Começo de briga

Esta piada foi vizualizada 1216 Luiz 11/10/2007 09:00:00 Gaúchos

O Delegado fala ao depoente: - O senhor foi intimado para depor sobre a violenta briga acontecida ontem no seu armazém lá no interior de São Borja, cinco mortos, oito feridos, uma barbaridade...
- No meu bolicho, seu delegado. Quem sou eu para ter armazém?
Armazém é do turco Salim, que foi mascate. Por sinal que...
- Não desvie do assunto. Como e porque começou a briga?
- Bueno, pos então, historiemo a coisa.
Domingo, como o senhor sabe, o meu bolicho fica cheio de gente que nem corvo em carniça de vaca atolada.

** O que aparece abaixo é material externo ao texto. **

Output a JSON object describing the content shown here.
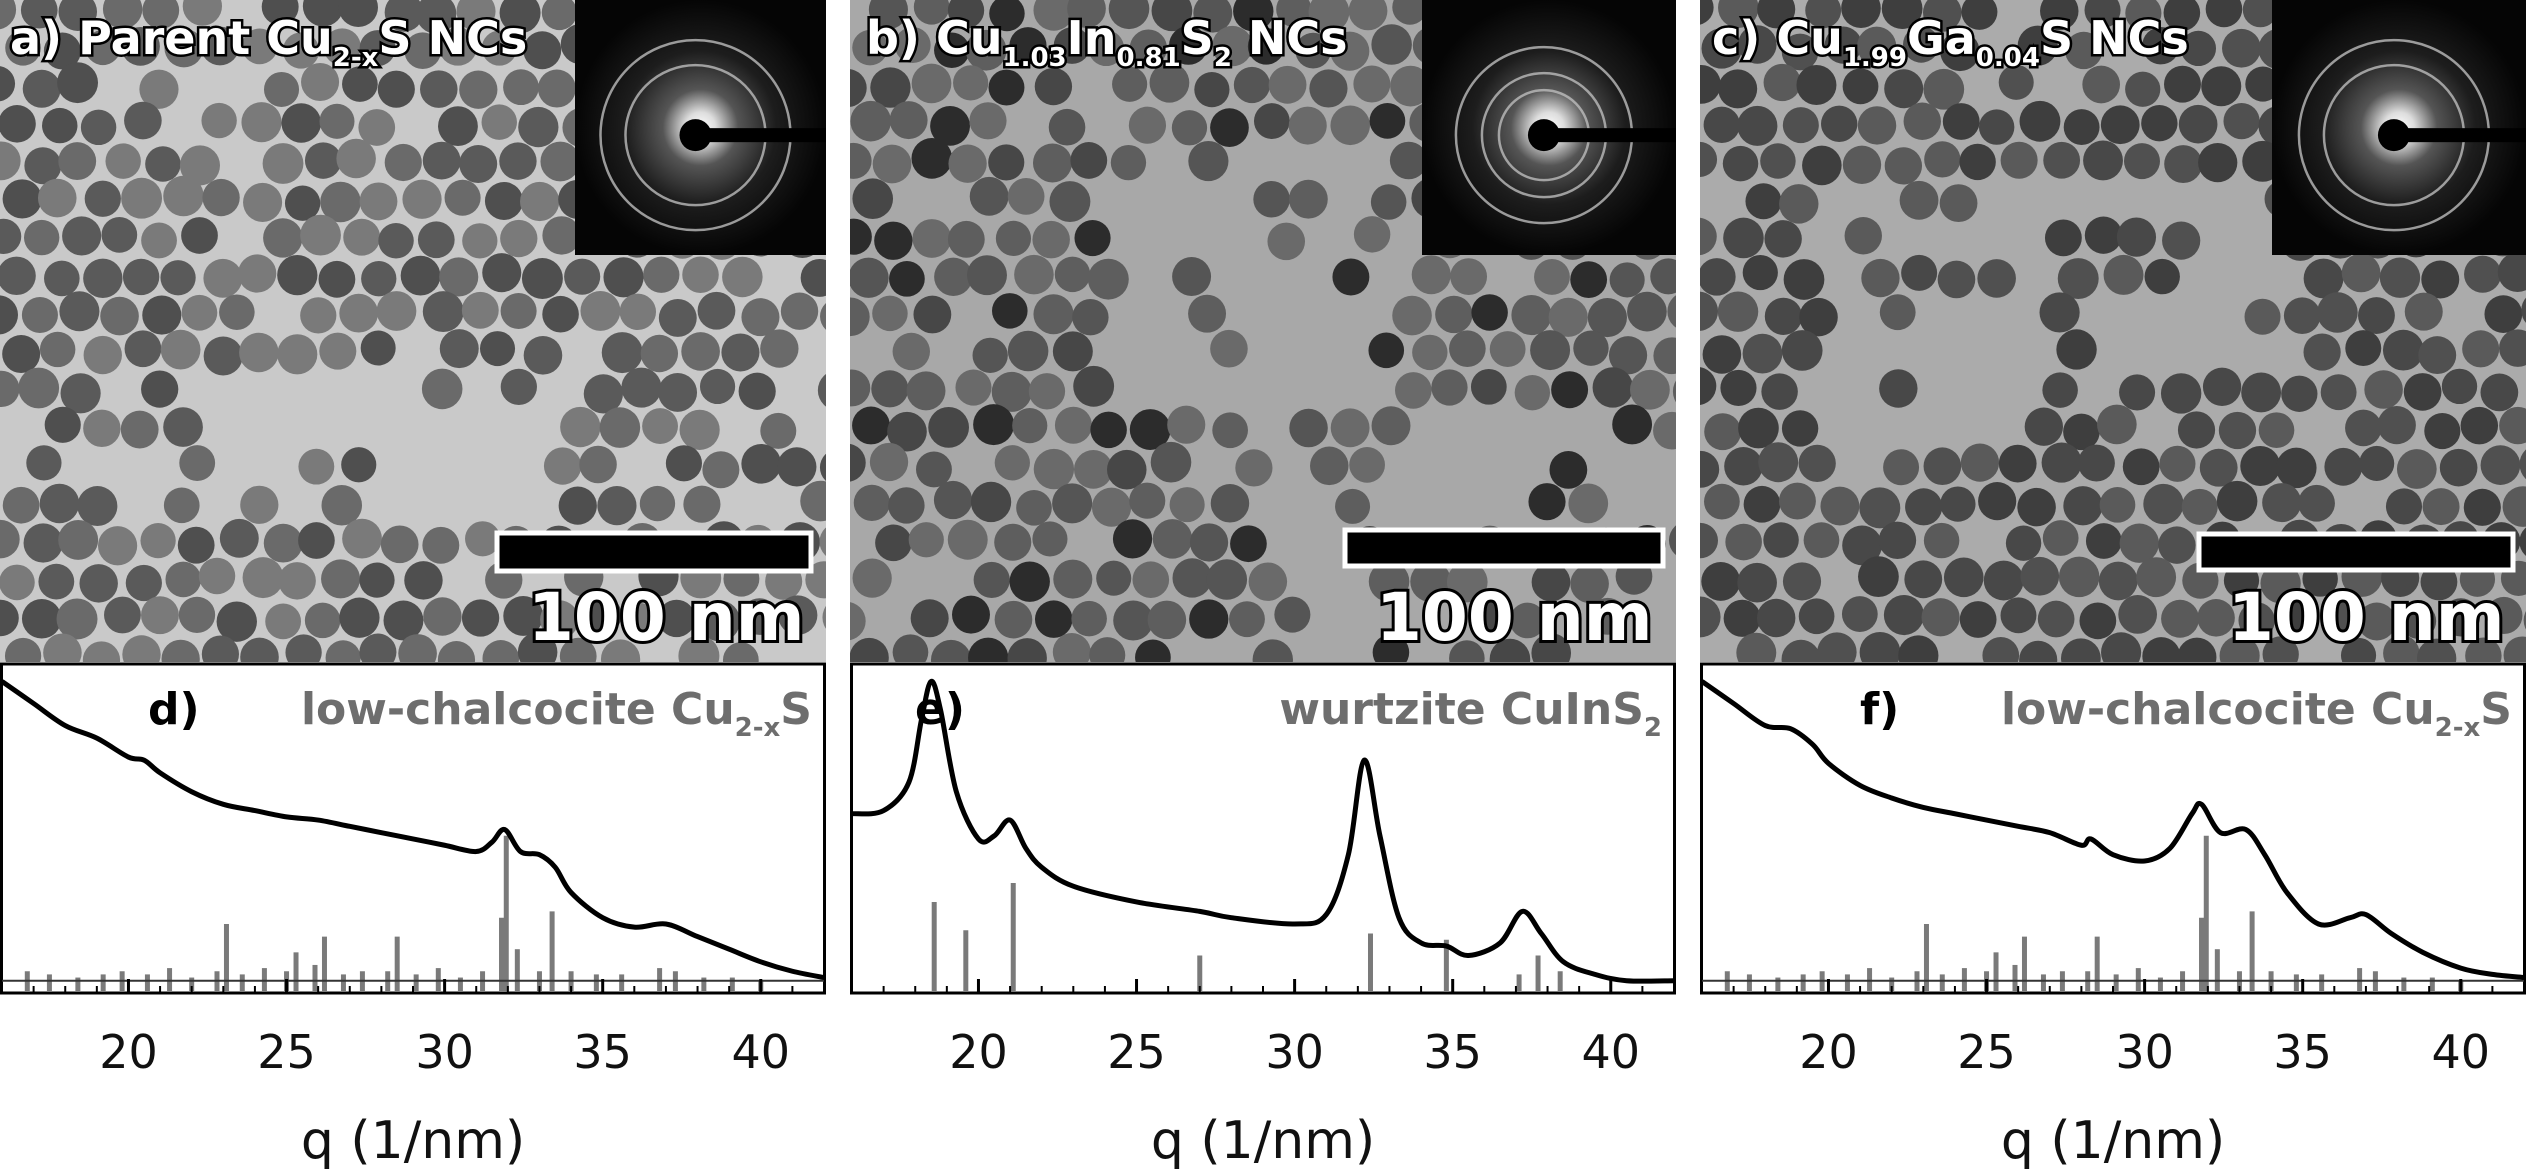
{
  "tem_panels": [
    {
      "letter": "a)",
      "pre": "Parent Cu",
      "sub1": "2-x",
      "mid": "S NCs",
      "sub2": "",
      "post": "",
      "sub3": "",
      "tail": "",
      "scale_bar": "100 nm"
    },
    {
      "letter": "b)",
      "pre": "Cu",
      "sub1": "1.03",
      "mid": "In",
      "sub2": "0.81",
      "post": "S",
      "sub3": "2",
      "tail": " NCs",
      "scale_bar": "100 nm"
    },
    {
      "letter": "c)",
      "pre": "Cu",
      "sub1": "1.99",
      "mid": "Ga",
      "sub2": "0.04",
      "post": "S NCs",
      "sub3": "",
      "tail": "",
      "scale_bar": "100 nm"
    }
  ],
  "chart_data": [
    {
      "type": "line",
      "panel": "d)",
      "title_main": "low-chalcocite Cu",
      "title_sub": "2-x",
      "title_tail": "S",
      "xlabel": "q (1/nm)",
      "xlim": [
        16,
        42
      ],
      "ylim": [
        0,
        1
      ],
      "xticks": [
        20,
        25,
        30,
        35,
        40
      ],
      "curve": {
        "x": [
          16,
          17,
          18,
          19,
          20,
          20.5,
          21,
          22,
          23,
          24,
          25,
          26,
          27,
          28,
          29,
          30,
          31,
          31.5,
          31.9,
          32.4,
          33,
          33.5,
          34,
          35,
          36,
          37,
          38,
          39,
          40,
          41,
          42
        ],
        "y": [
          0.97,
          0.9,
          0.83,
          0.79,
          0.73,
          0.72,
          0.68,
          0.62,
          0.58,
          0.56,
          0.54,
          0.53,
          0.51,
          0.49,
          0.47,
          0.45,
          0.43,
          0.46,
          0.5,
          0.43,
          0.42,
          0.38,
          0.3,
          0.22,
          0.19,
          0.2,
          0.16,
          0.12,
          0.08,
          0.05,
          0.03
        ]
      },
      "reference": {
        "name": "low-chalcocite Cu2-xS",
        "x": [
          16.8,
          17.5,
          18.4,
          19.2,
          19.8,
          20.6,
          21.3,
          22.0,
          22.8,
          23.1,
          23.6,
          24.3,
          25.0,
          25.3,
          25.9,
          26.2,
          26.8,
          27.4,
          28.2,
          28.5,
          29.1,
          29.8,
          30.5,
          31.2,
          31.8,
          31.95,
          32.3,
          33.0,
          33.4,
          34.0,
          34.8,
          35.6,
          36.8,
          37.3,
          38.2,
          39.1,
          40.0
        ],
        "y": [
          0.05,
          0.04,
          0.03,
          0.04,
          0.05,
          0.04,
          0.06,
          0.03,
          0.05,
          0.2,
          0.04,
          0.06,
          0.05,
          0.11,
          0.07,
          0.16,
          0.04,
          0.05,
          0.05,
          0.16,
          0.04,
          0.06,
          0.03,
          0.05,
          0.22,
          0.48,
          0.12,
          0.05,
          0.24,
          0.05,
          0.04,
          0.04,
          0.06,
          0.05,
          0.03,
          0.03,
          0.02
        ]
      }
    },
    {
      "type": "line",
      "panel": "e)",
      "title_main": "wurtzite CuInS",
      "title_sub": "2",
      "title_tail": "",
      "xlabel": "q (1/nm)",
      "xlim": [
        16,
        42
      ],
      "ylim": [
        0,
        1
      ],
      "xticks": [
        20,
        25,
        30,
        35,
        40
      ],
      "curve": {
        "x": [
          16,
          17,
          17.8,
          18.2,
          18.5,
          18.8,
          19.3,
          20,
          20.5,
          21,
          21.5,
          22,
          23,
          25,
          27,
          28,
          30,
          31,
          31.7,
          32.2,
          32.7,
          33.3,
          34,
          34.8,
          35.5,
          36.5,
          37.2,
          37.8,
          38.5,
          39.5,
          40.5,
          42
        ],
        "y": [
          0.55,
          0.56,
          0.65,
          0.85,
          0.97,
          0.88,
          0.62,
          0.47,
          0.48,
          0.53,
          0.44,
          0.38,
          0.32,
          0.27,
          0.24,
          0.22,
          0.2,
          0.23,
          0.42,
          0.72,
          0.48,
          0.22,
          0.14,
          0.13,
          0.1,
          0.14,
          0.24,
          0.17,
          0.08,
          0.04,
          0.02,
          0.02
        ]
      },
      "reference": {
        "name": "wurtzite CuInS2",
        "x": [
          18.6,
          19.6,
          21.1,
          27.0,
          32.4,
          34.8,
          37.1,
          37.7,
          38.4
        ],
        "y": [
          0.27,
          0.18,
          0.33,
          0.1,
          0.17,
          0.15,
          0.04,
          0.1,
          0.05
        ]
      }
    },
    {
      "type": "line",
      "panel": "f)",
      "title_main": "low-chalcocite Cu",
      "title_sub": "2-x",
      "title_tail": "S",
      "xlabel": "q (1/nm)",
      "xlim": [
        16,
        42
      ],
      "ylim": [
        0,
        1
      ],
      "xticks": [
        20,
        25,
        30,
        35,
        40
      ],
      "curve": {
        "x": [
          16,
          17,
          18,
          18.8,
          19.5,
          20,
          21,
          22,
          23,
          24,
          25,
          26,
          27,
          28,
          28.3,
          29,
          30,
          30.8,
          31.5,
          31.8,
          32.4,
          33.2,
          33.8,
          34.5,
          35.5,
          36.5,
          37,
          37.8,
          38.8,
          40,
          41,
          42
        ],
        "y": [
          0.97,
          0.9,
          0.83,
          0.82,
          0.77,
          0.71,
          0.64,
          0.6,
          0.57,
          0.55,
          0.53,
          0.51,
          0.49,
          0.45,
          0.47,
          0.42,
          0.4,
          0.44,
          0.55,
          0.58,
          0.49,
          0.5,
          0.42,
          0.3,
          0.2,
          0.22,
          0.23,
          0.17,
          0.11,
          0.06,
          0.04,
          0.03
        ]
      },
      "reference": {
        "name": "low-chalcocite Cu2-xS",
        "x": [
          16.8,
          17.5,
          18.4,
          19.2,
          19.8,
          20.6,
          21.3,
          22.0,
          22.8,
          23.1,
          23.6,
          24.3,
          25.0,
          25.3,
          25.9,
          26.2,
          26.8,
          27.4,
          28.2,
          28.5,
          29.1,
          29.8,
          30.5,
          31.2,
          31.8,
          31.95,
          32.3,
          33.0,
          33.4,
          34.0,
          34.8,
          35.6,
          36.8,
          37.3,
          38.2,
          39.1,
          40.0
        ],
        "y": [
          0.05,
          0.04,
          0.03,
          0.04,
          0.05,
          0.04,
          0.06,
          0.03,
          0.05,
          0.2,
          0.04,
          0.06,
          0.05,
          0.11,
          0.07,
          0.16,
          0.04,
          0.05,
          0.05,
          0.16,
          0.04,
          0.06,
          0.03,
          0.05,
          0.22,
          0.48,
          0.12,
          0.05,
          0.24,
          0.05,
          0.04,
          0.04,
          0.06,
          0.05,
          0.03,
          0.03,
          0.02
        ]
      }
    }
  ]
}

O doutor entende: peonada no más, loucos por um trago, por uma charla sobre china.
A minha canha é da pura, não batizo com água de poço como o turco Salim.
Que por sinal... - Continue, continue, deixe o turco em paz.

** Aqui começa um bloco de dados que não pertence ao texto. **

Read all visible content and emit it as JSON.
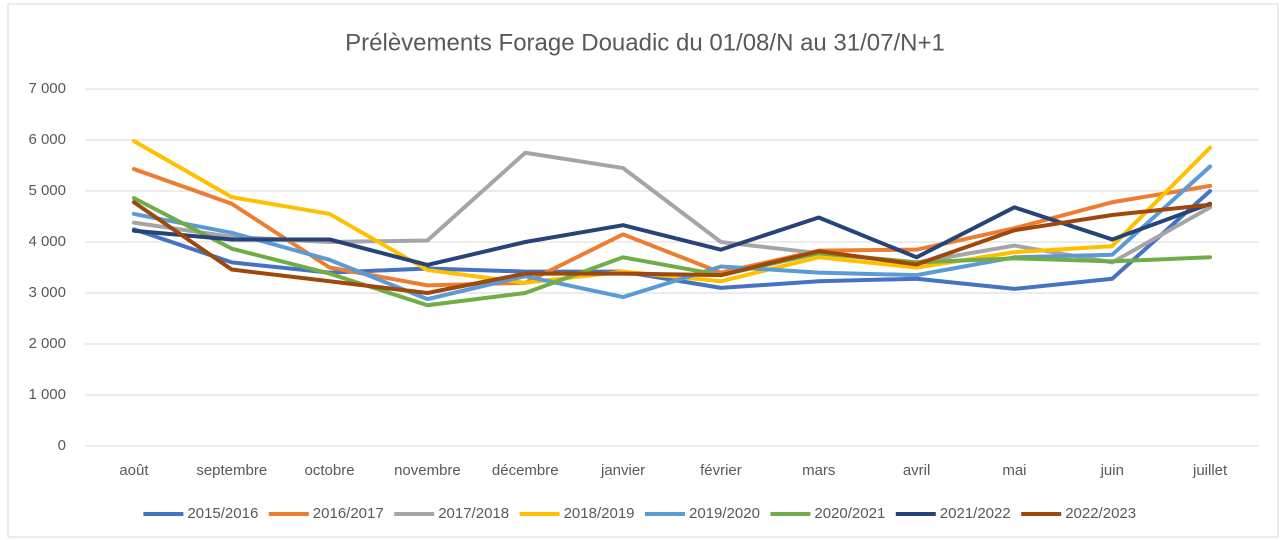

- Pos então bamo reto que nem goela de joão-grande. Tavam uns trinta home tomando umas que outras, uns mascando salame pra enganar o bucho, quando chegou o Taio Feio.
O senhor sabe, o índio é mais metido que dedo em nariz de piá, deu um planchaço de adaga no balcão e perguntou se havia home no bolicho.
Todo mundo coçou as bolas. Home tem bola, o senhor sabe.
O Lautério - que não é flor de cheirar com pouca venta - disse que era com ele mesmo, deu de mão numa tranca e rachou a cabeça do Taio Feio.
Um contraparente do Taio Feio não gostou do brinquedo e sentou a argola do mango no Lautério.
Pegou no olho - lá nele - e o Lautério saiu ganiçando como cusco que levou água fervendo pelo lombo, um amigo do Lautério se botou no contraparente do Taio
- que já tava batendo a perninha
- e enfiou palmo e meio de ferro branco no sovaco do cujo, que lhe chamam Pé de Sarna.
Um irmão do Sarna, chateado com aquilo, pegou um peso de cinco quilos da balança e achatou a cabeça do homem que faqueou o Sarna.
Os zóio saltaram, seu doutor. E eu só olhando, achando tudo aquilo um tempo perdido.
Um primo do homem do ferro branco rebuscou um machado no galpão e golpeou o irmão do Sarna.
Errou a cabeça, só conseguiu atorar o braço do vivente.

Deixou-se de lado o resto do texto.